Inside SES — The Reality of Japan's Engineer Dispatch Industry
Japan has an enormous number of companies whose primary business isn’t building software — it’s dispatching engineers to client sites.
This industry is called SES (System Engineering Services).
For the rest of this piece, just read SES as “engineer dispatch.”
To be clear up front: not all of it is bad. There are genuinely good companies and plenty of strong engineers in the industry.
But structurally, parts of it are seriously distorted.
”You’re an Engineer — Now Go Work at the Electronics Store”
In Japan, a lot of people become engineers without prior tech experience. That’s not a bad thing in itself — the industry needs an entry point.
The problem is what happens after they’re hired.
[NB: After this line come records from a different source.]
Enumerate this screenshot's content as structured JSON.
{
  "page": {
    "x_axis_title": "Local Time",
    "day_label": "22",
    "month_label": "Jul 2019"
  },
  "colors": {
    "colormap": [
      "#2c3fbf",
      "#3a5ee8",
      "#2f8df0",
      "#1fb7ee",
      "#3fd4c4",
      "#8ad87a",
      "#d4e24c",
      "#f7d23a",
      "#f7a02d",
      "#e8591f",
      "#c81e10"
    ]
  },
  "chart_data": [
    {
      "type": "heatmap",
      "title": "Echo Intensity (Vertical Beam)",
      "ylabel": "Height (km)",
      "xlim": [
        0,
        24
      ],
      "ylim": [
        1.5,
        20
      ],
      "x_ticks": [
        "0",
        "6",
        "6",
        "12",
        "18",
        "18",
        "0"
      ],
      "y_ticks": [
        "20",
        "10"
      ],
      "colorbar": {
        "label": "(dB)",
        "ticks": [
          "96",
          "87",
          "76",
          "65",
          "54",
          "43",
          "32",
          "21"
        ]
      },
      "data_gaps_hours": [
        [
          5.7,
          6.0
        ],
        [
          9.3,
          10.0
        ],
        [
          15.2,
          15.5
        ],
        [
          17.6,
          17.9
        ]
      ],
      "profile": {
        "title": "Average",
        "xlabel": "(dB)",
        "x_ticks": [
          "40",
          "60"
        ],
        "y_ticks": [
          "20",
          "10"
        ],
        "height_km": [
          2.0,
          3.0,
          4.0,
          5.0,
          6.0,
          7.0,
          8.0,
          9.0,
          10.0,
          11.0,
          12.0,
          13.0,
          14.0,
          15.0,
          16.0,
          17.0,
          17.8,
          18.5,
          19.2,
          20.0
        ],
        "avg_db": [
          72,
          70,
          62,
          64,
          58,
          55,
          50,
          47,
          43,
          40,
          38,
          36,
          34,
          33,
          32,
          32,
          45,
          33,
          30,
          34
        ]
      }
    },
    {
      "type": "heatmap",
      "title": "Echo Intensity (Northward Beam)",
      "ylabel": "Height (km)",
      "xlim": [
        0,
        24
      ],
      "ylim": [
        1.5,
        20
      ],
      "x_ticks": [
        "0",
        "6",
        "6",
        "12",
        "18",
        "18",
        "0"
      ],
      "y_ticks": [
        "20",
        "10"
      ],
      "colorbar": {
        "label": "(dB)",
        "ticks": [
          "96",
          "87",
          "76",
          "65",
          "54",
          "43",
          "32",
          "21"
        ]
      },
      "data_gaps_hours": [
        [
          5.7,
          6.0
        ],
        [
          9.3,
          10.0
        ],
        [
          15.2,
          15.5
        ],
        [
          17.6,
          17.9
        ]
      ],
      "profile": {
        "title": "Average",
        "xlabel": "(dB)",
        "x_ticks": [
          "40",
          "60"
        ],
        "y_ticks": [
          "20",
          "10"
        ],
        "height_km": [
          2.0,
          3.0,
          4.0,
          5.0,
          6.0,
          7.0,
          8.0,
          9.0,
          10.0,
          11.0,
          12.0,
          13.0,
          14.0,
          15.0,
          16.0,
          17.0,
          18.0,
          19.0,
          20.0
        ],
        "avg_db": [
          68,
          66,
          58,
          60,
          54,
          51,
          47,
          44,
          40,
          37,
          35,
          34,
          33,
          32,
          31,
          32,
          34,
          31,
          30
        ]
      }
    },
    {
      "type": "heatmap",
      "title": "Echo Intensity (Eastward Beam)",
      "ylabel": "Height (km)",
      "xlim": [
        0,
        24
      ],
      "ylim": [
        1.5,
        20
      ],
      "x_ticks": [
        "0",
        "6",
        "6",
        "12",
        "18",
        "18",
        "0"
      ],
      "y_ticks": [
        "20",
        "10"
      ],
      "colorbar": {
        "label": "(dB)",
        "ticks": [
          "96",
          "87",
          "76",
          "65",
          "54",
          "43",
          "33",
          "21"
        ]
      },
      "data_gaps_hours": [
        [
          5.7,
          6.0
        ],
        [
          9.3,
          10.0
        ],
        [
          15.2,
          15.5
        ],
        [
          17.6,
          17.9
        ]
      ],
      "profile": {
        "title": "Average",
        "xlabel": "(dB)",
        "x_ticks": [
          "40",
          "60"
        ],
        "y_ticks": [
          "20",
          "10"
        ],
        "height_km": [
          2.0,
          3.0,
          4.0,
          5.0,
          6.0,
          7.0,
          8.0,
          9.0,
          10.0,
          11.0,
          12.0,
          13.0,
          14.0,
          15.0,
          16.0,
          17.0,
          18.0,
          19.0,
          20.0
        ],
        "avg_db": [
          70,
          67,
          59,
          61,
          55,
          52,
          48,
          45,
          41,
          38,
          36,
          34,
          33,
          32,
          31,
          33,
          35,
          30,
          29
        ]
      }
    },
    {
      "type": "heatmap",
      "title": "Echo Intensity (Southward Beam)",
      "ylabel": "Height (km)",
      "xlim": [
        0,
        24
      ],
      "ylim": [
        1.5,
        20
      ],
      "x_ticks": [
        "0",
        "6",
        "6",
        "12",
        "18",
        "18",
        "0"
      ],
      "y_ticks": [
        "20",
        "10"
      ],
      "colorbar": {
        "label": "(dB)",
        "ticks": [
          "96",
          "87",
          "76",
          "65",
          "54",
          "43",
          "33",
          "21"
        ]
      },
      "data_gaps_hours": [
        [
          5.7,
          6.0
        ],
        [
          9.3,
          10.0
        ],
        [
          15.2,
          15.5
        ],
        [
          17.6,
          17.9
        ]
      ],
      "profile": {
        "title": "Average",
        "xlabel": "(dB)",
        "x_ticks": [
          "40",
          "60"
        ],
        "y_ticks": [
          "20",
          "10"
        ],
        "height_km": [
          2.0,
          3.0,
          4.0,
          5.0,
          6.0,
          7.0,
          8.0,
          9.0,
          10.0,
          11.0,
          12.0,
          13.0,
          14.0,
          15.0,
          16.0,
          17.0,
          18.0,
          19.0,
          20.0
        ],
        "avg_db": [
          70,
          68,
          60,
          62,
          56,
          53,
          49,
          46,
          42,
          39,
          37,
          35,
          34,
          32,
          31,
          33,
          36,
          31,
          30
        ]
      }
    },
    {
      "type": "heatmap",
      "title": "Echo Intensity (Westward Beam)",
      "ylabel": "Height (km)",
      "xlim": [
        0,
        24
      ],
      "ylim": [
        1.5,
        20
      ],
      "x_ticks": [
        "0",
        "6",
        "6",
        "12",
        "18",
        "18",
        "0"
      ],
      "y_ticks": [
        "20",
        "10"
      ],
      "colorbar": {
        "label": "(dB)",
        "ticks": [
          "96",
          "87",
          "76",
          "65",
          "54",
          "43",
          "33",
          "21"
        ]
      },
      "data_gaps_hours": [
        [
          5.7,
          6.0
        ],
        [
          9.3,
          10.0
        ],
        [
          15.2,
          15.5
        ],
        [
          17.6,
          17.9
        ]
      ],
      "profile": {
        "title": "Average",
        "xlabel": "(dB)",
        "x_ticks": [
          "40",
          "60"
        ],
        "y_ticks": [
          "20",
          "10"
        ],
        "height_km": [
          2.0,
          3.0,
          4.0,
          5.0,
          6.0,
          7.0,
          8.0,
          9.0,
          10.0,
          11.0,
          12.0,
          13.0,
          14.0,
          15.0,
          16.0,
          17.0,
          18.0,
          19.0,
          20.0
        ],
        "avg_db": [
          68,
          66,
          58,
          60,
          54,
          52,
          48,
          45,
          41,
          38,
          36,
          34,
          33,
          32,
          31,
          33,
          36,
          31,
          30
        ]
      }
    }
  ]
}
Junior engineers with no real experience are obviously hard to place on projects. So while they wait for an assignment, they sometimes get sent to do something completely unrelated:
- Data center monitoring
- Call center work
- PC kitting (setting up corporate laptops)
- Selling electronics at retail stores
You might ask, “wait, how is that engineering?” — and you’d be right. But this happens, and not rarely.
Why Does This Even Happen?
One reason is Japan’s labor culture.
Compared to many countries, the bar for firing someone in Japan is much higher. Companies can terminate, but it’s not easy.
So the calculation becomes:
“Better to have them earning low rates somewhere than sit on the bench drawing full salary.”
Which leads to the common outcome:
“Just put them on a site, any site.”
A Case I Personally Ran Into
Years ago, when I was rolling off a project, an engineer came in to take over from me.
When we talked, it turned out they had no professional engineering experience at all.
Their previous role had been data center monitoring.
I was honestly shocked. The system being handed over absolutely required real development experience.
So I asked them straight up:
“Can you actually take this over?”
They looked uncomfortable, and answered honestly:
“I can’t.”
The honesty was refreshing. But predictably, they were quietly removed from the project before I left.
The Structure Quietly Incentivizes Resume Inflation
This is the more uncomfortable part.
In the SES world, people with limited experience routinely get sent to client sites listed as “experienced.”
Not everyone, obviously. But the structure makes it likely:
- Monitoring work gets written up as “infrastructure ops experience”
- A training period gets framed as “development experience”
- Some involvement in a team task gets logged as “led that work”
Why? Because years of experience translate directly to billing rate.
The predictable result: a client interviews someone, and the person clearly can’t do what’s on paper.
So Is SES All Bad?
This is where it gets complicated.
The truth is, a large portion of Japan’s IT industry runs on SES. Even major enterprises depend heavily on it. And it does function as a real entry point for people without formal CS backgrounds.
I personally met plenty of strong engineers working through SES contracts.
The problem isn’t the existence of SES. It’s the structural patterns:
- Sales priorities over training
- “Just put a body on the site”
- Skill mismatch with the actual work
- Multi-tier subcontracting that obscures accountability
In the AI era, I suspect the “send a headcount” model gets harder.
Once AI handles most of what juniors used to do, what clients need isn’t bodies — it’s people who can design, judge, and own quality. The headcount model doesn’t naturally produce those people.
Closing Thought
Becoming an engineer with no prior experience isn’t bad. If anything, the willingness to switch careers is admirable.
But what those people actually need isn’t to be shoved onto a client site as fast as possible — it’s to be properly trained.
The problem with SES isn’t the engineers. It’s the structure of the industry itself.